Le Programme «Economy First» s’est assigné comme objectif de focaliser la prochaine période ainsi que les programmes politiques pour les prochaines élections sur l’économie.
L’Institut arabe des chefs d’entreprises (IACE) prévoit l’organisation d’une série de tables rondes avec les partis politiques, convaincu que «malgré la difficulté et la sensibilité de la situation, s’il y a une volonté politique, des compétences et des capacités, la Tunisie peut s’en sortir», souligne M. Majdi Hassan, directeur exécutif de l’Iace.

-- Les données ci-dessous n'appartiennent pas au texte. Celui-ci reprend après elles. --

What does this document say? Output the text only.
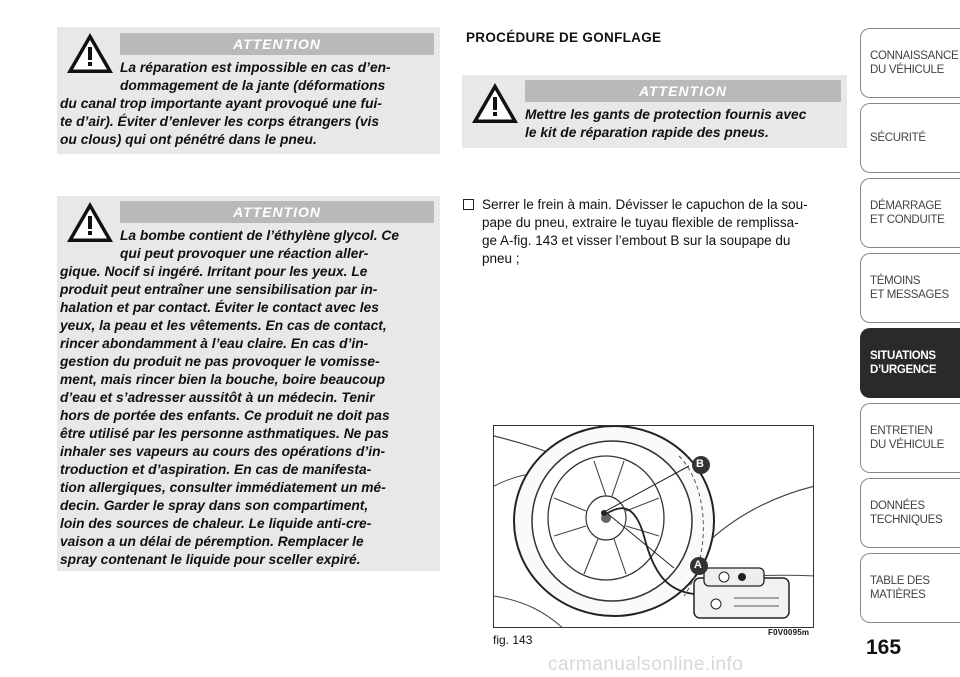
ATTENTION
La réparation est impossible en cas d’en-
dommagement de la jante (déformations
du canal trop importante ayant provoqué une fui-
te d’air). Éviter d’enlever les corps étrangers (vis
ou clous) qui ont pénétré dans le pneu.
ATTENTION
La bombe contient de l’éthylène glycol. Ce
qui peut provoquer une réaction aller-
gique. Nocif si ingéré. Irritant pour les yeux. Le
produit peut entraîner une sensibilisation par in-
halation et par contact. Éviter le contact avec les
yeux, la peau et les vêtements. En cas de contact,
rincer abondamment à l’eau claire. En cas d’in-
gestion du produit ne pas provoquer le vomisse-
ment, mais rincer bien la bouche, boire beaucoup
d’eau et s’adresser aussitôt à un médecin. Tenir
hors de portée des enfants. Ce produit ne doit pas
être utilisé par les personne asthmatiques. Ne pas
inhaler ses vapeurs au cours des opérations d’in-
troduction et d’aspiration. En cas de manifesta-
tion allergiques, consulter immédiatement un mé-
decin. Garder le spray dans son compartiment,
loin des sources de chaleur. Le liquide anti-cre-
vaison a un délai de péremption. Remplacer le
spray contenant le liquide pour sceller expiré.
PROCÉDURE DE GONFLAGE
ATTENTION
Mettre les gants de protection fournis avec
le kit de réparation rapide des pneus.
Serrer le frein à main. Dévisser le capuchon de la sou-
pape du pneu, extraire le tuyau flexible de remplissa-
ge A-fig. 143 et visser l’embout B sur la soupape du
pneu ;
B
A
fig. 143
F0V0095m
CONNAISSANCE
DU VÉHICULE
SÉCURITÉ
DÉMARRAGE
ET CONDUITE
TÉMOINS
ET MESSAGES
SITUATIONS
D’URGENCE
ENTRETIEN
DU VÉHICULE
DONNÉES
TECHNIQUES
TABLE DES
MATIÈRES
165
carmanualsonline.info
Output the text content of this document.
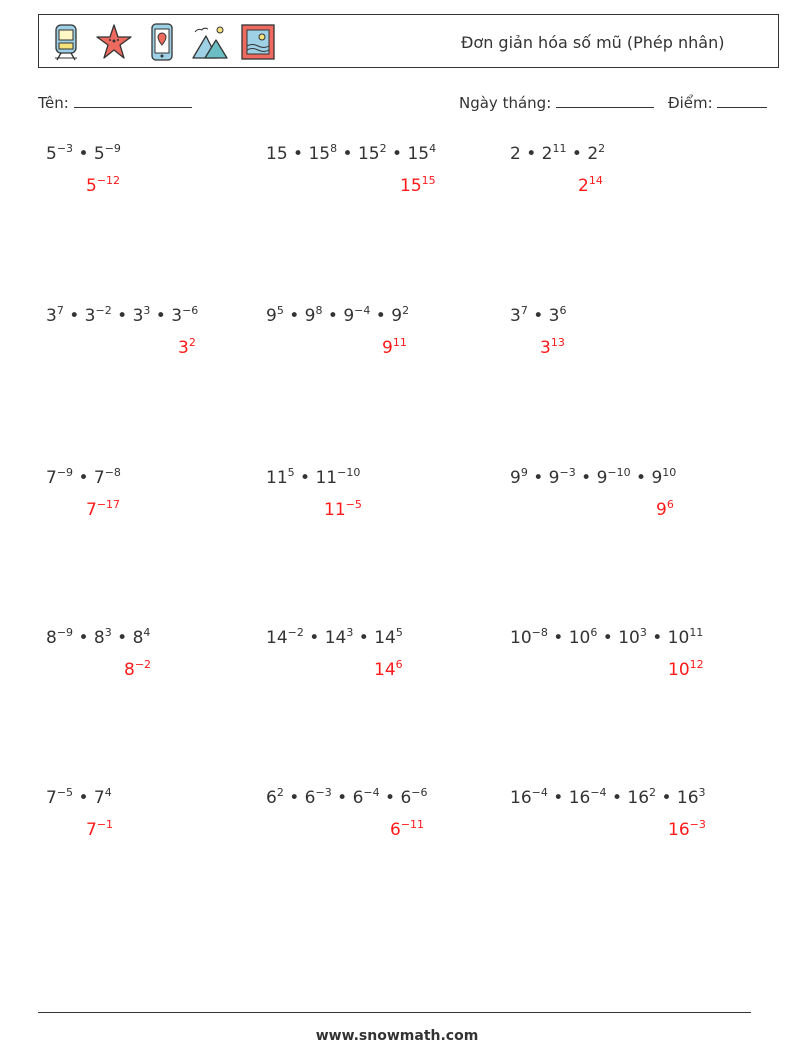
Đơn giản hóa số mũ (Phép nhân)
Tên:	Ngày tháng:	Điểm:
$5^{-3}$ • $5^{-9}$
$5^{-12}$
15 • $15^8$ • $15^2$ • $15^4$
$15^{15}$
2 • $2^{11}$ • $2^2$
$2^{14}$
$3^7$ • $3^{-2}$ • $3^3$ • $3^{-6}$
$3^2$
$9^5$ • $9^8$ • $9^{-4}$ • $9^2$
$9^{11}$
$3^7$ • $3^6$
$3^{13}$
$7^{-9}$ • $7^{-8}$
$7^{-17}$
$11^5$ • $11^{-10}$
$11^{-5}$
$9^9$ • $9^{-3}$ • $9^{-10}$ • $9^{10}$
$9^6$
$8^{-9}$ • $8^3$ • $8^4$
$8^{-2}$
$14^{-2}$ • $14^3$ • $14^5$
$14^6$
$10^{-8}$ • $10^6$ • $10^3$ • $10^{11}$
$10^{12}$
$7^{-5}$ • $7^4$
$7^{-1}$
$6^2$ • $6^{-3}$ • $6^{-4}$ • $6^{-6}$
$6^{-11}$
$16^{-4}$ • $16^{-4}$ • $16^2$ • $16^3$
$16^{-3}$
www.snowmath.com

À travers ces rencontres, les chefs d’entreprise tenteront de transmettre aux partis politiques leurs visions et leurs actions futures qu’ils peuvent prendre en considération dans leurs programmes économiques réalisables.

Reprise de la production
Concernant l’élaboration de la Loi de finances 2020, M.Hassen précise que le gouvernement n’a aucune marge de manœuvre. La seule alternative est de trouver des solutions concrètes aux problématiques qui existent et de nouvelles ressources de financement, autres que l’endettement. La reprise de la production de phosphate ou du pétrole, la réduction des dépenses des entreprises publiques…etc, permettent de sortir de l’impasse.
Le cycle des conférences inscrites dans le Programme «Economy First», lancé par l’Iace, a démarré le 8 mai dernier pour s’achever le 17 juillet prochain, visant à débattre des défis et problématiques économiques qui nécessitent une vision commune. L’objectif étant, également, d’établir une feuille de route en vue de mettre en place les réformes nécessaires.

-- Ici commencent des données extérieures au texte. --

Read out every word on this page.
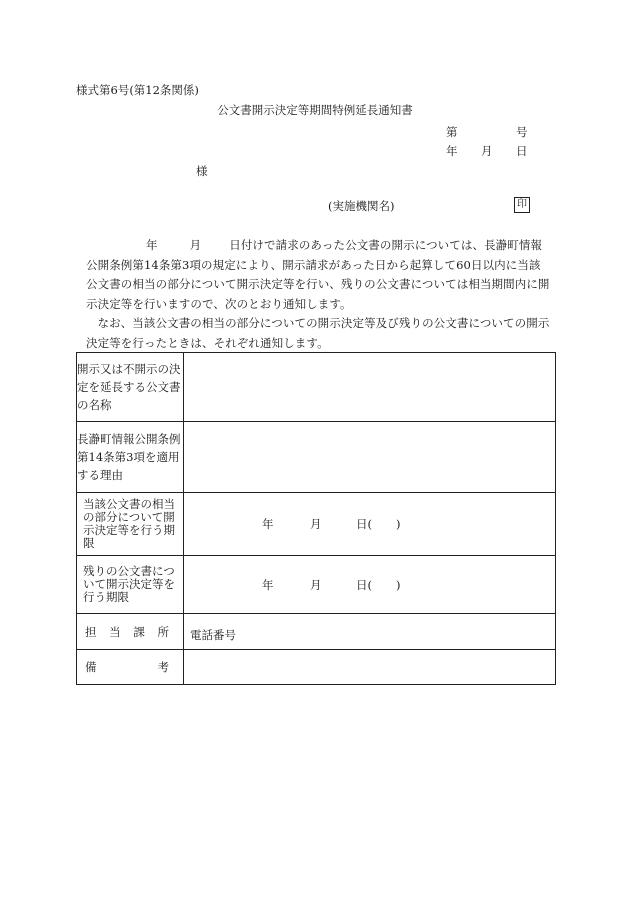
様式第6号(第12条関係)
公文書開示決定等期間特例延長通知書
第	号
年 月 日
様
(実施機関名)	印

年	月 日付けで請求のあった公文書の開示については、長瀞町情報公開条例第14条第3項の規定により、開示請求があった日から起算して60日以内に当該公文書の相当の部分について開示決定等を行い、残りの公文書については相当期間内に開示決定等を行いますので、次のとおり通知します。

なお、当該公文書の相当の部分についての開示決定等及び残りの公文書についての開示決定等を行ったときは、それぞれ通知します。

開示又は不開示の決定を延長する公文書の名称	
長瀞町情報公開条例第14条第3項を適用する理由	
当該公文書の相当の部分について開示決定等を行う期限	年 月 日( )

残りの公文書について開示決定等を行う期限	年 月 日( )

担当課所	電話番号

備考	
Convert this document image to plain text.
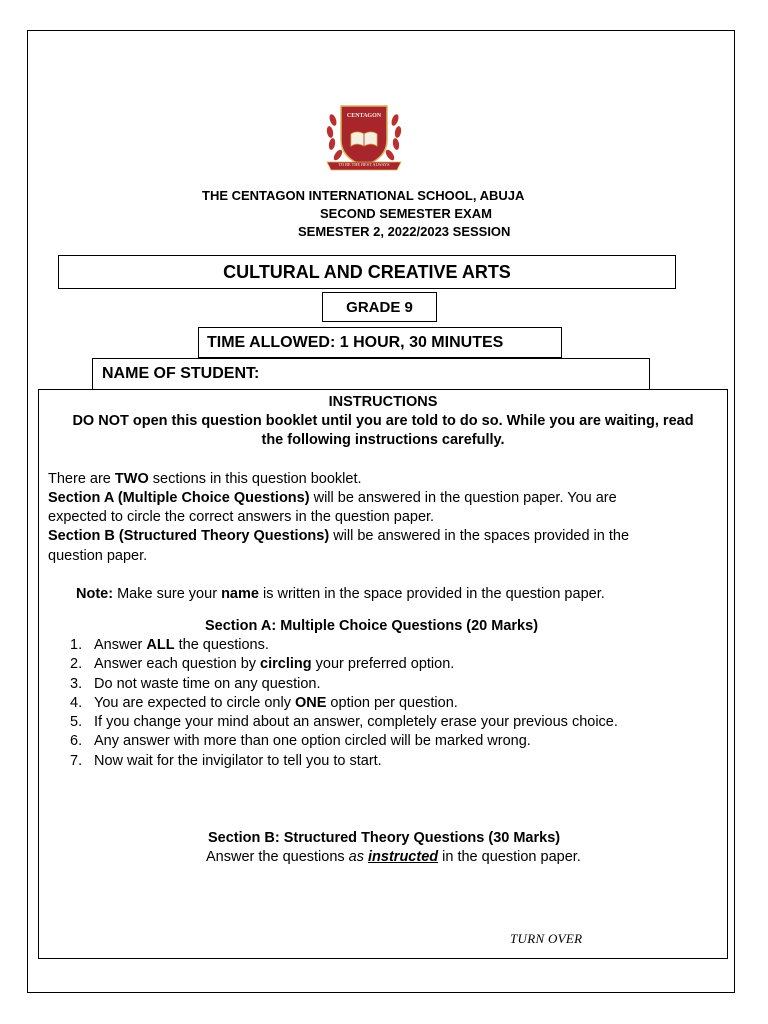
CENTAGON
TO BE THE BEST ALWAYS
THE CENTAGON INTERNATIONAL SCHOOL, ABUJA
SECOND SEMESTER EXAM
SEMESTER 2, 2022/2023 SESSION
CULTURAL AND CREATIVE ARTS
GRADE 9
TIME ALLOWED: 1 HOUR, 30 MINUTES
NAME OF STUDENT:
INSTRUCTIONS
DO NOT open this question booklet until you are told to do so. While you are waiting, read
the following instructions carefully.
There are TWO sections in this question booklet.
Section A (Multiple Choice Questions) will be answered in the question paper. You are
expected to circle the correct answers in the question paper.
Section B (Structured Theory Questions) will be answered in the spaces provided in the
question paper.
Note: Make sure your name is written in the space provided in the question paper.
Section A: Multiple Choice Questions (20 Marks)
1. Answer ALL the questions.
2. Answer each question by circling your preferred option.
3. Do not waste time on any question.
4. You are expected to circle only ONE option per question.
5. If you change your mind about an answer, completely erase your previous choice.
6. Any answer with more than one option circled will be marked wrong.
7. Now wait for the invigilator to tell you to start.
Section B: Structured Theory Questions (30 Marks)
Answer the questions as instructed in the question paper.
TURN OVER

Le Programme se fera sur quatre phases. La première étape renferme des débats et des tables rondes ramadanesques sur les défis économiques comme la rareté des financements, la crise des caisses sociales et le déficit énergétique. La deuxième sera axée sur les attentes dans les différents domaines, comme la maîtrise de l’inflation et la dépréciation du dinar.

Besoin d’unité nationale
La troisième étape verra le lancement, durant les mois de juillet et août, de la plateforme de l’économie pour l’évaluation des programmes économiques des partis politisés. Enfin, la quatrième étape sera consacrée au démarrage, du mois de septembre à octobre 2019, de concours économiques entre les différents partis politiques.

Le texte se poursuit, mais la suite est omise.